Karara karşı davacılar vekili tarafından istinaf yoluna başvurulmuştur.
İSTİNAF NEDENLERİ : Davacılar vekili, mahkeme gerekçesinde davacı ve
davalı yan çalışmaları arasında bir bağlantı olduğunun, yani davalıların davacıların ürününü alıp kopya ettiklerini açıkça kabul edildiğini, bağlantı kuruluyor ise intihalin de oluşacağını, kaynak kodlarının farklı olması veya program mimarisinin farklılığı nedeniyle intihal bulunmadığının kabulünün hatalı olduğunu, müvekkillerinin fikrinin soyut olmadığını, aksi halde bitirme tezi olarak kabul edilmeyeceğini, hepsi dönem arkadaşı olan davalıların bizzat hocaları olan kişi de dahil olmak üzere söz konusu taklit işlemlerini sürdürdüklerini, taraflar arasındaki e-postaların mahkemece değerlendirilmediğini belirterek kararın kaldırılmasına karar verilmesini talep etmiştir.
GEREKÇE : Dava, FSEK kapsamında bilgisayar programına tecavüz nedeniyle maddi ve manevi tazminat istemine ilişkin olup, ilk derece mahkemesince yukarıda yazılı gerekçeyle davanın reddine karar verilmiştir.
Dairemizce HMK’nın 355. maddesi uyarınca istinaf nedenleriyle ve resen kamu düzenine ilişkin sebeplerle sınırlı olarak istinaf incelemesi yapılmıştır.

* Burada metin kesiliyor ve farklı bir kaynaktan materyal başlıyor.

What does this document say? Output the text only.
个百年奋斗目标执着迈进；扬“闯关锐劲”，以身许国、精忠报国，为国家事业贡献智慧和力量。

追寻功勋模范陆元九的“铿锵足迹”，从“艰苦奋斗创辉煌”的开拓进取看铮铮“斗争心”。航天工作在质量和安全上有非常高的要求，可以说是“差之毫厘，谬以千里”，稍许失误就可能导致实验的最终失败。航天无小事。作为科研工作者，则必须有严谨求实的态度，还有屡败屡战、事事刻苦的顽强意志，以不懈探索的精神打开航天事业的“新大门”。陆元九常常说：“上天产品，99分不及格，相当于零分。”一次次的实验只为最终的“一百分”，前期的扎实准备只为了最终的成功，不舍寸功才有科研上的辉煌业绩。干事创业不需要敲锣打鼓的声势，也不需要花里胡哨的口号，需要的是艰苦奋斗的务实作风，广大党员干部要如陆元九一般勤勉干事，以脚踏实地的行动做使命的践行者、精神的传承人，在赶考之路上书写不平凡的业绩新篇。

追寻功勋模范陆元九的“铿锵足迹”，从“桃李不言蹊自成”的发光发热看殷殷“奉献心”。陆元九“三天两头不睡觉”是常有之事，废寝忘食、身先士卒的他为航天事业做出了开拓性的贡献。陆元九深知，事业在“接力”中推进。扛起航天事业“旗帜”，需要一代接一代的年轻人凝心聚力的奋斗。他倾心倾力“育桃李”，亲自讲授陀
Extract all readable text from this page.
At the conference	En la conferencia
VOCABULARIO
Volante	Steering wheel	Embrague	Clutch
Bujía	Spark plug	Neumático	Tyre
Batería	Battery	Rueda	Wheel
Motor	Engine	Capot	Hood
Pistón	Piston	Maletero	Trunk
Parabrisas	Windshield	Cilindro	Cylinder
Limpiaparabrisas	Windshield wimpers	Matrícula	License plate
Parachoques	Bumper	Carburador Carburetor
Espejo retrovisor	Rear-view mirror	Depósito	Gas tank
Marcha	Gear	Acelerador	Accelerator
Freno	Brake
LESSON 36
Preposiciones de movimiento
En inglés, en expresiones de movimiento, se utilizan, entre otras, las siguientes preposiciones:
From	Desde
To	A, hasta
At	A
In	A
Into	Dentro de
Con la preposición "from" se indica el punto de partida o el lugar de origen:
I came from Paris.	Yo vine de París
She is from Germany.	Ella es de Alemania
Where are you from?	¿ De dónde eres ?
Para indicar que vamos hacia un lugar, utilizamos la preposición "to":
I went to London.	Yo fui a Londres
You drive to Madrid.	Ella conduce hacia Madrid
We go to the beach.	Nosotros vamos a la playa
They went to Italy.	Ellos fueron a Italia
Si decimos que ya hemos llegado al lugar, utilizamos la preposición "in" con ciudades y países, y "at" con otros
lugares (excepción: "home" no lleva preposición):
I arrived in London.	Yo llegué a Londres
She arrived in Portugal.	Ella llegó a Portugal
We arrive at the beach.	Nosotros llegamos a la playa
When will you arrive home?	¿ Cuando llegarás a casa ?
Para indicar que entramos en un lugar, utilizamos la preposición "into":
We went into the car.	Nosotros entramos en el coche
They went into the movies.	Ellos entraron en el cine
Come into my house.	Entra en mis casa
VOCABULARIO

Davacı tarafça, davalılar ile birlikte makina mühendisliği bölümü bitirme tezi olarak hazırladıkları online tez çözme eğitim programını davalılar … ve …’in sadeci kendileri yapmış gibi sahiplendiklerini, kurulacak şirkette davacılara az hisse verdiklerini, şirketin kuruluş aşamasında müvekkillerinin dışarıda bırakıldığını, davalılar tarafından davacıların fikri mülkiyet haklarının ihlal edildiği iddia edilerek maddi ve manevi tazminatın davalılardan tahsili talep edilmiştir.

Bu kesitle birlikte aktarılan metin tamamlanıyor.